For whatever reason, Eli wasn't born with an emotionally brittle bone in his body. He's barely half the player his brother is, yet he may very well retire with more rings. It's just one of those things, along with the sad happenstance of Peyton running into the Patriots at their peak.

It's not trendy to declare this today, but Eli will join his brother in the Hall of Fame. Jim Plunkett is the only QB with two rings but no bronze bust. Eli, a two-time Super Bowl MVP and will finish with exponentially better numbers than Plunkett, won't have that issue.
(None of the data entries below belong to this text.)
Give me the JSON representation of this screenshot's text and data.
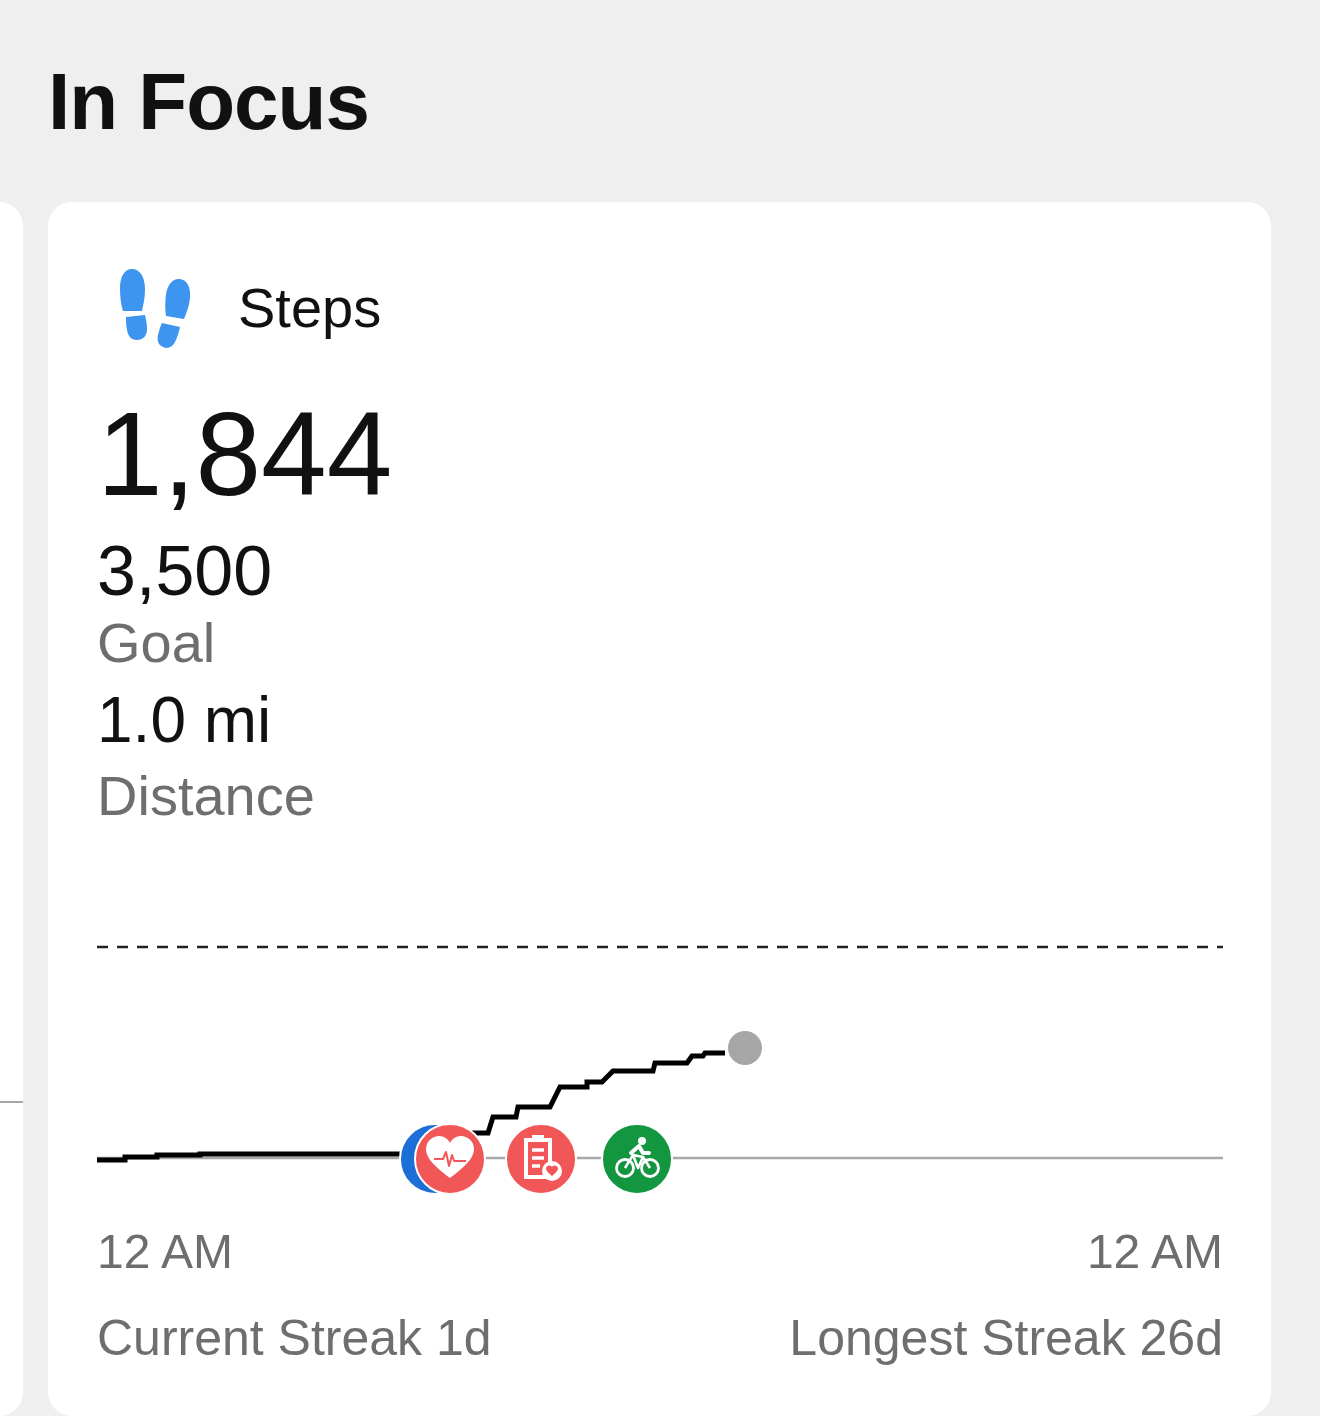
{
  "header": {
    "title": "In Focus"
  },
  "card": {
    "title": "Steps",
    "value": "1,844",
    "stats": [
      {
        "value": "3,500",
        "label": "Goal"
      },
      {
        "value": "1.0 mi",
        "label": "Distance"
      }
    ],
    "chart": {
      "activities": [
        {
          "kind": "plain",
          "color": "#1b6fd6"
        },
        {
          "kind": "heart",
          "color": "#f25757"
        },
        {
          "kind": "clipboard",
          "color": "#f25757"
        },
        {
          "kind": "cycling",
          "color": "#12963f"
        }
      ],
      "x_labels": [
        "12 AM",
        "12 AM"
      ]
    },
    "streaks": [
      "Current Streak 1d",
      "Longest Streak 26d"
    ]
  }
}
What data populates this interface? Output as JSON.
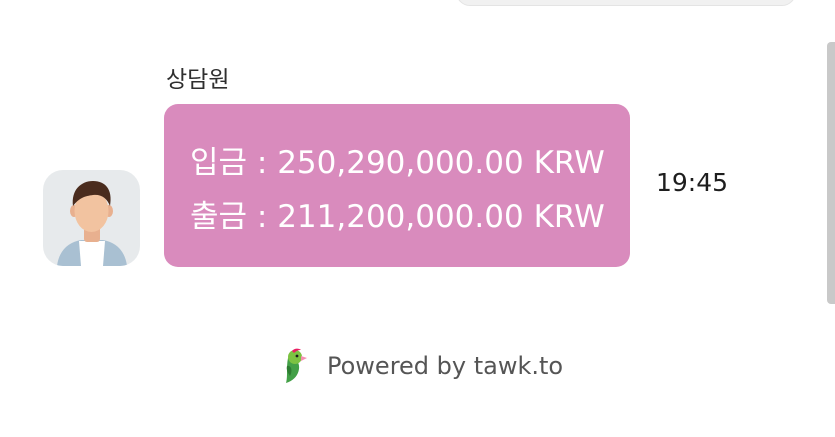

Neither will Coughlin. He molded the moribund Jaguars into contenders and doubled Big Blue's stack of trophies. He will have more regular-season and Super Bowl wins than many of the coaches already wearing the yellow jackets of Canton. Bud Grant and Marv Levy didn't win one NFL championship. John Madden and Hank Stram have one. Coughlin has 161 wins. Joe Gibbs has 154. Bill Walsh has 92.

Coughlin isn't necessarily better (or even as good) as the aforementioned icons. But Coughlin is iconic. We just don't relate to him -- the ornery, red-faced grandpa who never smiles, gives a candid quote, or has ever embraced the media. He speaks in military metaphors. Even his first week here he fired an angry missive, implying that injuries were a thing of the mind.

But never mind his grumpy persona. Coughlin is one of the greats. He just isn't great anymore. Francesa said he would have no issue with the Giants canning their head coach, even midseason. Seems a bit harsh. But this is a harsh business. And no one knows that better than Coach Coughlin.

We all knew his time would come. But has it come today?